For the story of General Sumner, you can read the JP Historical Society article here. As far as the story below, it seems to have been common during the time, and a New York Times article of 1903 debunks it. Seeds can last quite a while if dried properly and protected from pests, but apparently the Mummy Corn story was a favorite of the 19th Century. File under "Cool if it was true."
The curse? I guess it's the curse of being scammed.

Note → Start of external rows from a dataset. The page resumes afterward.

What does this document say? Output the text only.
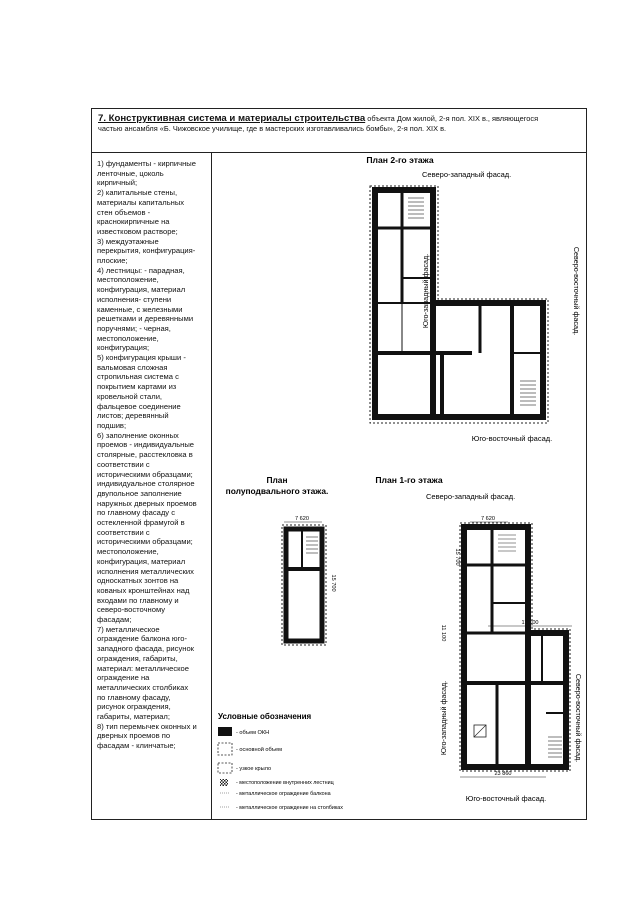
7. Конструктивная система и материалы строительства объекта Дом жилой, 2-я пол. XIX в., являющегося
частью ансамбля «Б. Чижовское училище, где в мастерских изготавливались бомбы», 2-я пол. XIX в.

1) фундаменты - кирпичные

ленточные, цоколь

кирпичный;

2) капитальные стены,

материалы капитальных

стен объемов -

краснокирпичные на

известковом растворе;

3) междуэтажные

перекрытия, конфигурация-

плоские;

4) лестницы: - парадная,

местоположение,

конфигурация, материал

исполнения- ступени

каменные, с железными

решетками и деревянными

поручнями; - черная,

местоположение,

конфигурация;

5) конфигурация крыши -

вальмовая сложная

стропильная система с

покрытием картами из

кровельной стали,

фальцевое соединение

листов; деревянный

подшив;

6) заполнение оконных

проемов - индивидуальные

столярные, расстекловка в

соответствии с

историческими образцами;

индивидуальное столярное

двупольное заполнение

наружных дверных проемов

по главному фасаду с

остекленной фрамугой в

соответствии с

историческими образцами;

местоположение,

конфигурация, материал

исполнения металлических

односкатных зонтов на

кованых кронштейнах над

входами по главному и

северо-восточному

фасадам;

7) металлическое

ограждение балкона юго-

западного фасада, рисунок

ограждения, габариты,

материал: металлическое

ограждение на

металлических столбиках

по главному фасаду,

рисунок ограждения,

габариты, материал;

8) тип перемычек оконных и

дверных проемов по

фасадам - клинчатые;

План 2-го этажа
Северо-западный фасад.
Юго-западный фасад.	Северо-восточный фасад.
Юго-восточный фасад.
План
полуподвального этажа.
7 620
15 700
План 1-го этажа
Северо-западный фасад.
Юго-западный фасад.	Северо-восточный фасад.
Юго-восточный фасад.
7 620
17 100
23 860
15 700
11 100
Условные обозначения
- объем ОКН
- основной объем
- узкое крыло
- местоположение внутренних лестниц
- металлическое ограждение балкона
- металлическое ограждение на столбиках
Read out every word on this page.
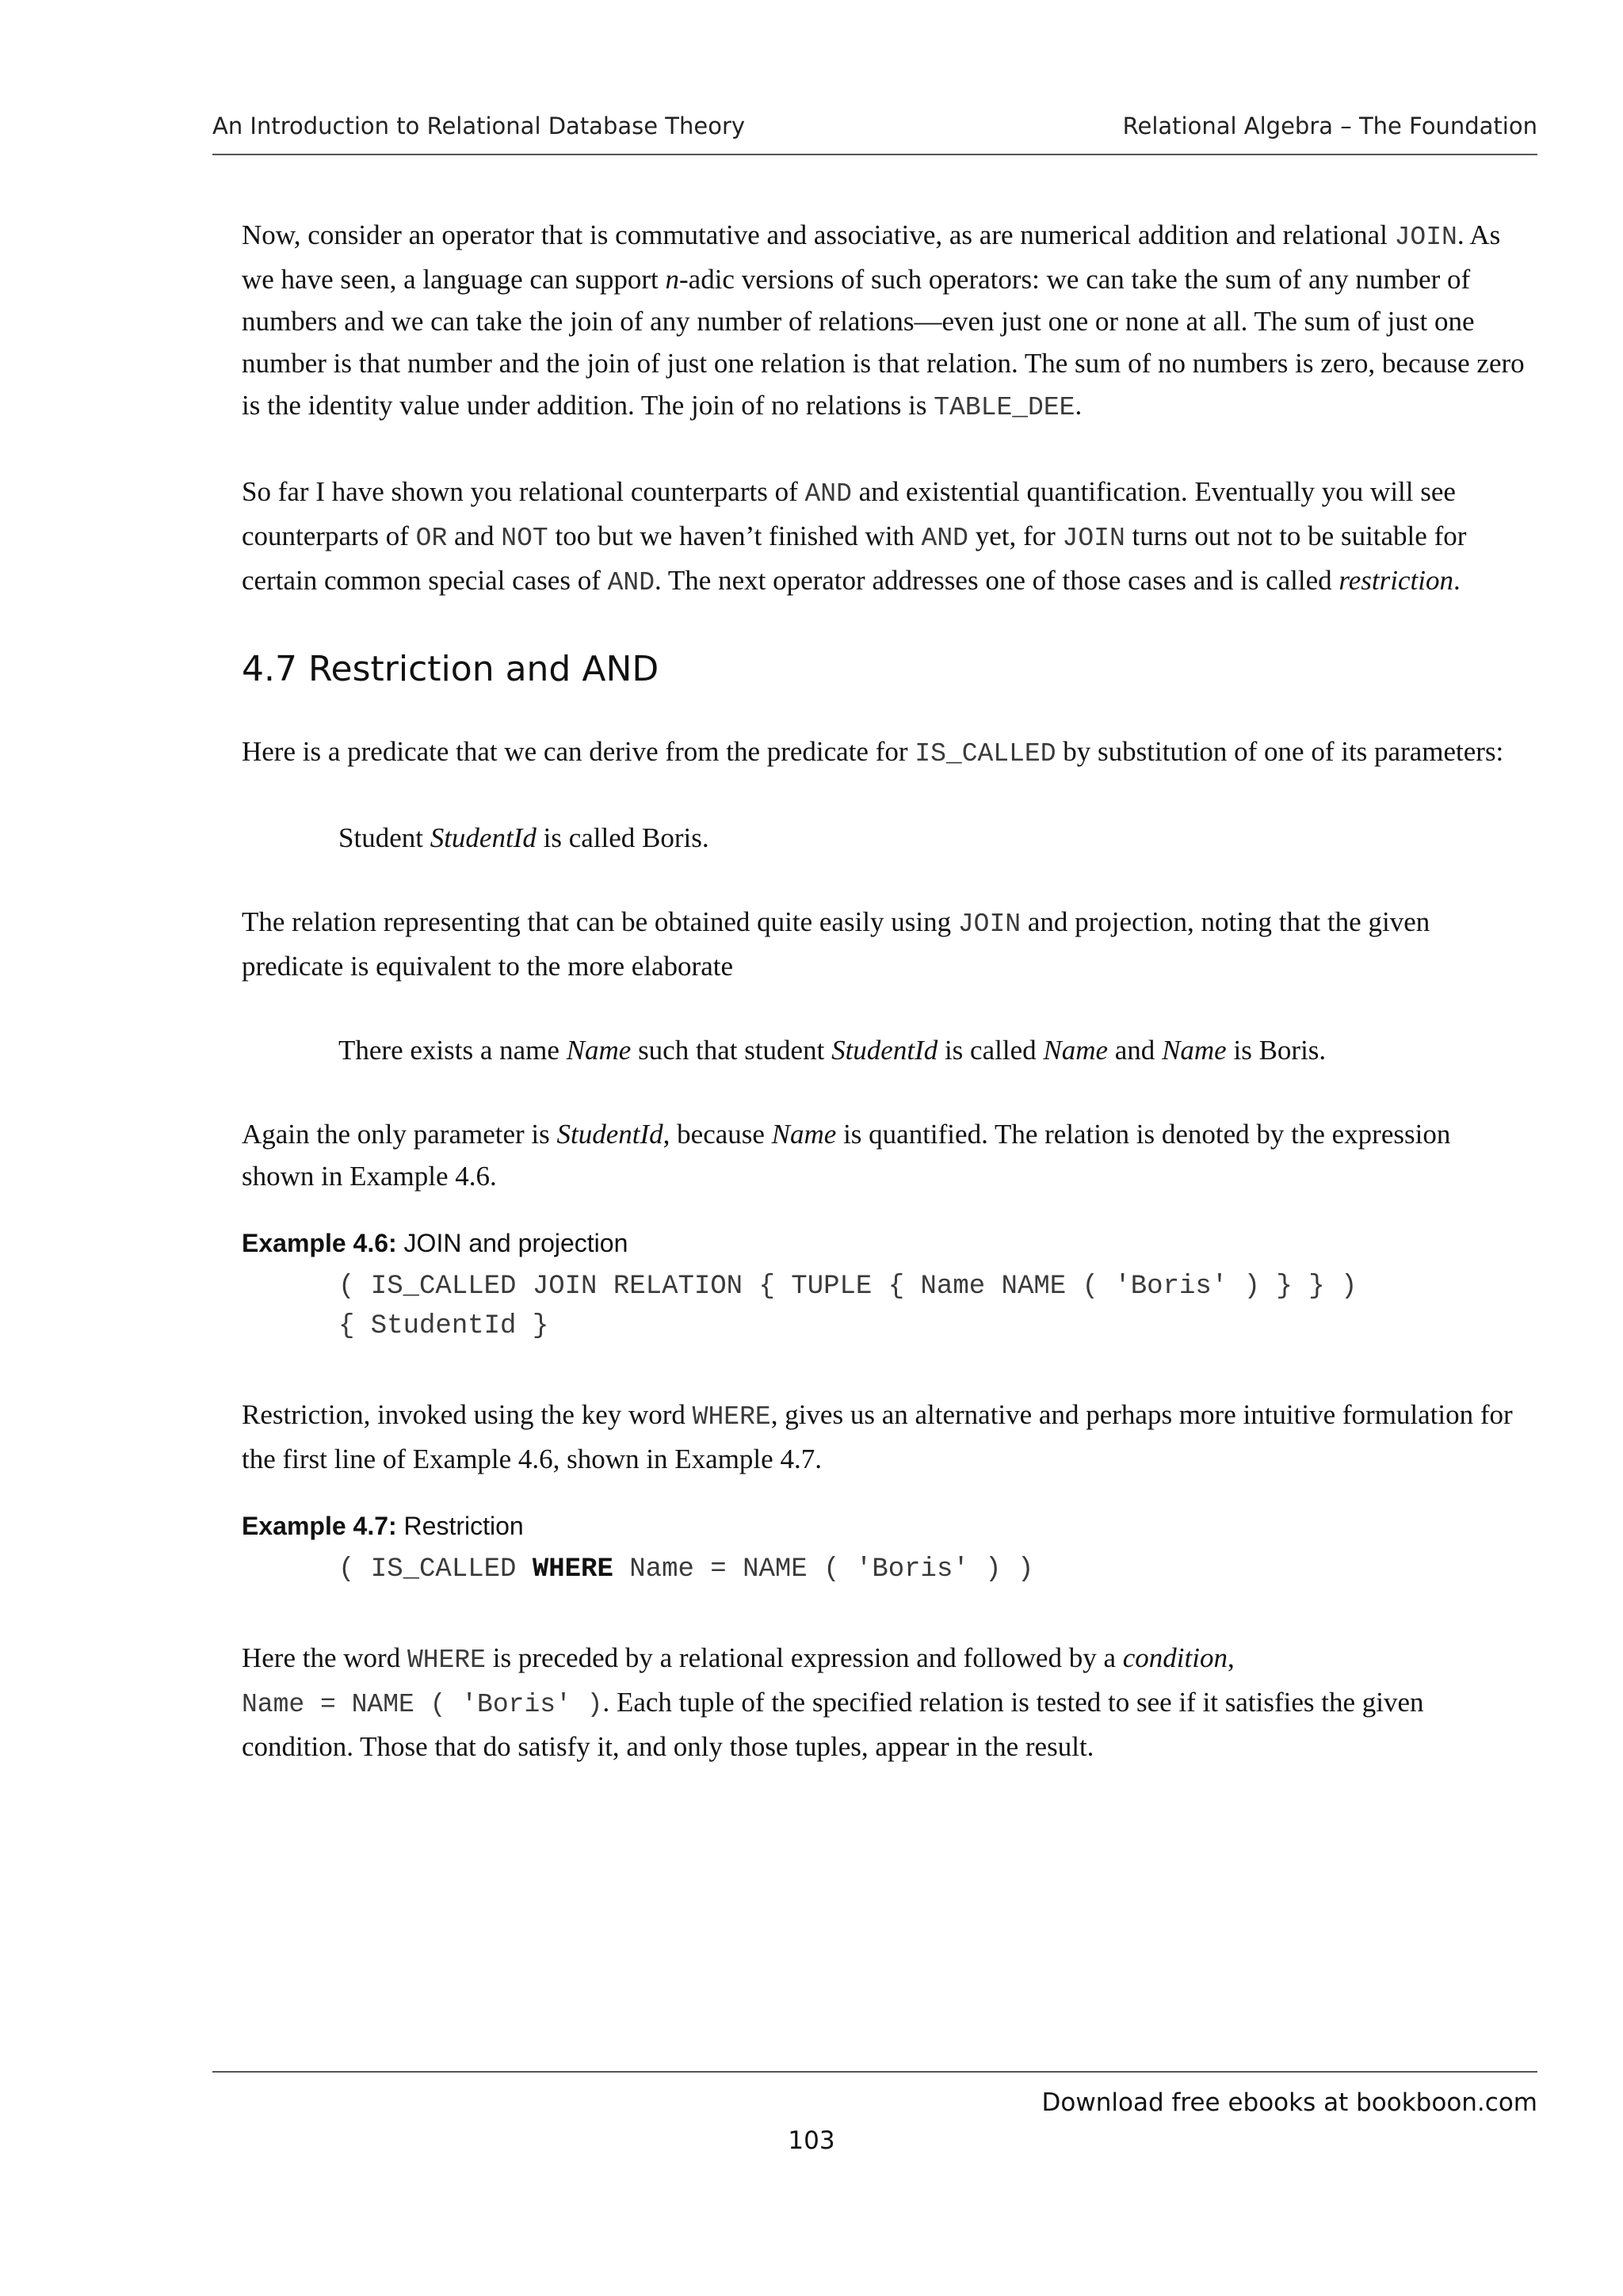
An Introduction to Relational Database Theory	Relational Algebra – The Foundation

Now, consider an operator that is commutative and associative, as are numerical addition and relational JOIN. As we have seen, a language can support n-adic versions of such operators: we can take the sum of any number of numbers and we can take the join of any number of relations—even just one or none at all. The sum of just one number is that number and the join of just one relation is that relation. The sum of no numbers is zero, because zero is the identity value under addition. The join of no relations is TABLE_DEE.

So far I have shown you relational counterparts of AND and existential quantification. Eventually you will see counterparts of OR and NOT too but we haven’t finished with AND yet, for JOIN turns out not to be suitable for certain common special cases of AND. The next operator addresses one of those cases and is called restriction.

4.7 Restriction and AND

Here is a predicate that we can derive from the predicate for IS_CALLED by substitution of one of its parameters:

Student StudentId is called Boris.

The relation representing that can be obtained quite easily using JOIN and projection, noting that the given predicate is equivalent to the more elaborate

There exists a name Name such that student StudentId is called Name and Name is Boris.

Again the only parameter is StudentId, because Name is quantified. The relation is denoted by the expression shown in Example 4.6.

Example 4.6: JOIN and projection
( IS_CALLED JOIN RELATION { TUPLE { Name NAME ( 'Boris' ) } } )
{ StudentId }

Restriction, invoked using the key word WHERE, gives us an alternative and perhaps more intuitive formulation for the first line of Example 4.6, shown in Example 4.7.

Example 4.7: Restriction
( IS_CALLED WHERE Name = NAME ( 'Boris' ) )

Here the word WHERE is preceded by a relational expression and followed by a condition,
Name = NAME ( 'Boris' ). Each tuple of the specified relation is tested to see if it satisfies the given condition. Those that do satisfy it, and only those tuples, appear in the result.

Download free ebooks at bookboon.com
103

The Daily Evening Bulletin December 24, 1856
Egyptian, Or Mummy Corn. --- Perhaps the most wonderful and interesting specimens of the fruits of the earth in the Horticultural Exhibition recently closed was some Egyptian Corn, raised in the gardens of Gen. William H. Sumner, of Jamaica Plain, and kindly sent by him for exhibition, thus giving thousands an opportunity of seeing one of the greatest curiosities within our knowledge. The seed from which this corn was raised, was taken from the folds of cloth wrapped round a mummy three or four thousand years ago, and, wonderful as it may seem after being entombed for so many centuries, like a resurrection from the dead, it springs up in new life and vigor. It is undoubtedly the kind of grain for which Joseph's brethren went into the land of Egypt - the same "corn" of which the Bible speaks. It is luxuriant in its growth, and the heads resemble wheat, but are very much larger, forming in inverted conical clusters as large as the closed hand; the kernels are large and very sweet to the taste, and the stock and leaves are similar to our Indian corn. There seems to be no reason why it may not become a valuable addition to our cereal productions, and thanks are due to the gentlemen who are multiplying it and bringing it into notice. --- Boston Journal.